DFIG has been proposed for wind farms because ±30% variable speed is possible without drawing excessive reactive power under grid voltage dip [25]. DC overhead transmission lines of around 300 km are considered for simulation in MATLAB/Simulink. Three phase transformer of rating 25000/575 V are connected for stepping up the voltage of wind turbine with primary connected in delta and secondary in star with primary lagging by an angle of 30º and another transformer with rating of 230/25 kV with primary connected in delta and secondary in star after short transmission line of 20 km length for increasing the voltage. Power system network have been studied and its waveforms are shown in Fig. 1. The simulation results for DC link voltages are shown in Fig. 1a. Figure 1b shows the turbine speed and Fig. 1c shows the active power. Figure 1d shows the reactive power output of for 36 wind turbines in a wind farm. The faults scenarios are also analyzed which will be described in next section.

Fig. 1
figure 1

Voltage signal, turbine speed, active power output, reactive power output of 36 wind turbines in a wind farm

3 Analysis of faults

In this section faults occurring in the overhead DC transmission line and AC faults for wind farms and grid, side is studied. Various types of DC transmission line faults and AC side faults are shown in Fig. 2. P1 to ground faults is shown in the Fig. 2a and P2 to ground faults is shown in the Fig. 2b. Pole to pole to ground fault is shown in Fig. 2c. In Fig. 2d, AC faults in grid side near inverter end are shown. In Fig. 2e, AC faults in wind farm side near rectifier end are shown. Reversal of power flow is an important feature of VSC-HVDC system. The advantage of reversal of power is achieved through reversal of current. Hence the parameter selected for fault analysis is voltage as it is not affected by the reversal of power. Analysis of various faults and method suggested to detect the faults are described in the next section.

Fig. 2
figure 2

Faults in AC and DC section of line

4 Proposed method

Fault characteristics of voltage signals are obtained from DC section and AC section fault for design of fuzzy inference system (FIS). Various steps followed to design FIS are pre-processing, fuzzification, rule base, inference engine, defuzzification and post processing. The inputs are most often hard or crisp measurements rather than linguistic. Pre-processor conditions the measurements before it enter the controller. Fuzzification converts each piece of input data to degrees of membership.

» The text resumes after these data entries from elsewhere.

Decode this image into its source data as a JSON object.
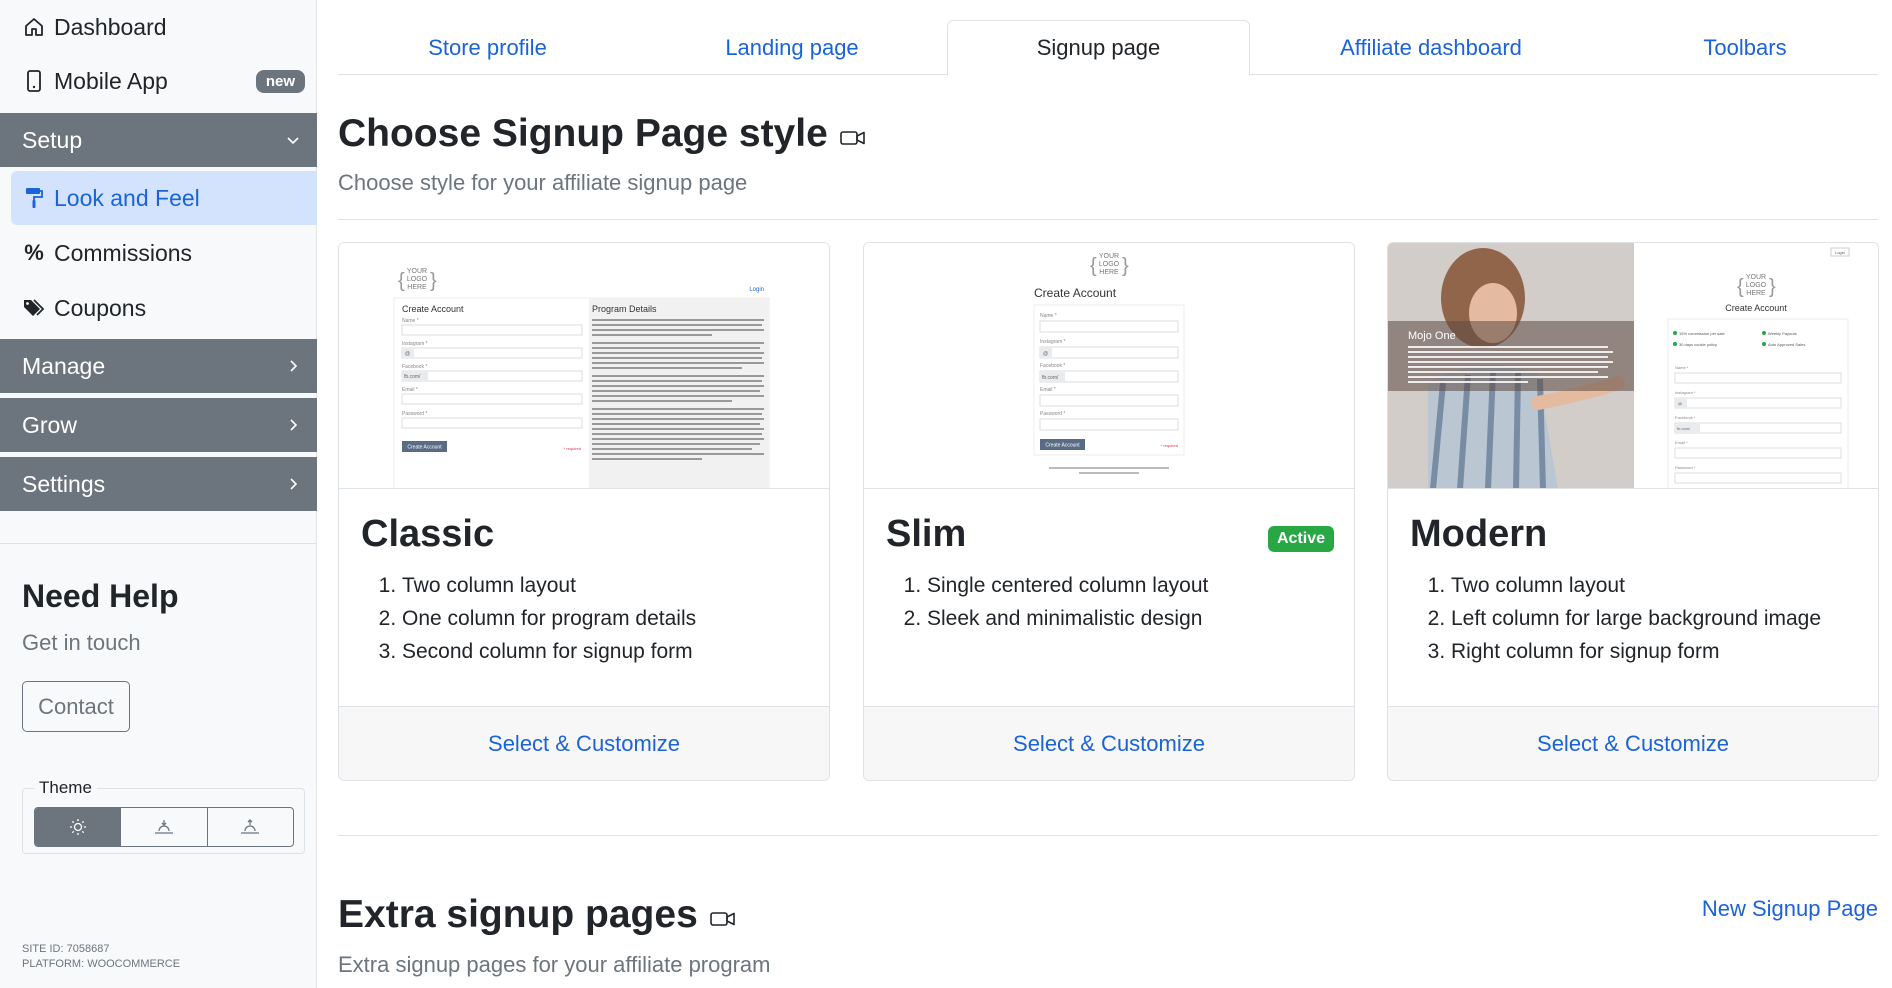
{
  "sidebar": {
    "dashboard": "Dashboard",
    "mobile_app": "Mobile App",
    "mobile_badge": "new",
    "setup": "Setup",
    "look_and_feel": "Look and Feel",
    "commissions": "Commissions",
    "coupons": "Coupons",
    "manage": "Manage",
    "grow": "Grow",
    "settings": "Settings",
    "help_title": "Need Help",
    "help_sub": "Get in touch",
    "contact": "Contact",
    "theme_label": "Theme",
    "theme_selected": "light",
    "site_id": "SITE ID: 7058687",
    "platform": "PLATFORM: WOOCOMMERCE"
  },
  "tabs": [
    {
      "label": "Store profile",
      "active": false
    },
    {
      "label": "Landing page",
      "active": false
    },
    {
      "label": "Signup page",
      "active": true
    },
    {
      "label": "Affiliate dashboard",
      "active": false
    },
    {
      "label": "Toolbars",
      "active": false
    }
  ],
  "main": {
    "title": "Choose Signup Page style",
    "subtitle": "Choose style for your affiliate signup page",
    "extra_title": "Extra signup pages",
    "extra_subtitle": "Extra signup pages for your affiliate program",
    "new_signup_link": "New Signup Page"
  },
  "cards": [
    {
      "title": "Classic",
      "active": false,
      "features": [
        "Two column layout",
        "One column for program details",
        "Second column for signup form"
      ],
      "cta": "Select & Customize"
    },
    {
      "title": "Slim",
      "active": true,
      "badge": "Active",
      "features": [
        "Single centered column layout",
        "Sleek and minimalistic design"
      ],
      "cta": "Select & Customize"
    },
    {
      "title": "Modern",
      "active": false,
      "features": [
        "Two column layout",
        "Left column for large background image",
        "Right column for signup form"
      ],
      "cta": "Select & Customize"
    }
  ],
  "previews": {
    "logo_text": [
      "YOUR",
      "LOGO",
      "HERE"
    ],
    "create_account": "Create Account",
    "program_details": "Program Details",
    "login": "Login",
    "name": "Name *",
    "instagram": "Instagram *",
    "facebook": "Facebook *",
    "email": "Email *",
    "password": "Password *",
    "fb_prefix": "fb.com/",
    "at": "@",
    "required": "* required",
    "create_btn": "Create Account",
    "modern_brand": "Mojo One",
    "perk_1": "15% commission per sale",
    "perk_2": "Weekly Payouts",
    "perk_3": "30 days cookie policy",
    "perk_4": "Auto Approved Sales"
  },
  "colors": {
    "accent": "#1a63d8",
    "section_bg": "#6c757d",
    "active_badge": "#28a745",
    "active_nav_bg": "#d3e3fd"
  }
}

The fuzzification block matches the input data with the conditions of the rules to determine how well the condition of each rule matches that particular input instance. There is a degree of membership for each linguistic term that applies to that input variable. Linguistic controller contains rules in if-then format. The rules reflect the strategy that the control signal should be a combination of the reference error and the change in error, a fuzzy proportional-derivative controller. For each rule, the inference engine looks up the membership values in the condition of the rule. The aggregation operation is used when calculating the degree of fulfilment or firing strength. The activation of a rule is the deduction of the conclusion reduced by its firing strength. Min or product is used as the activation. All activated conclusions are accumulated using the max operation. The resulting fuzzy set must be converted to a number that can be sent to the process as a control signal called defuzzification. There are several defuzzification methods from which centre of gravity is used in this work. The post processing block often contains an output gain that can be tuned.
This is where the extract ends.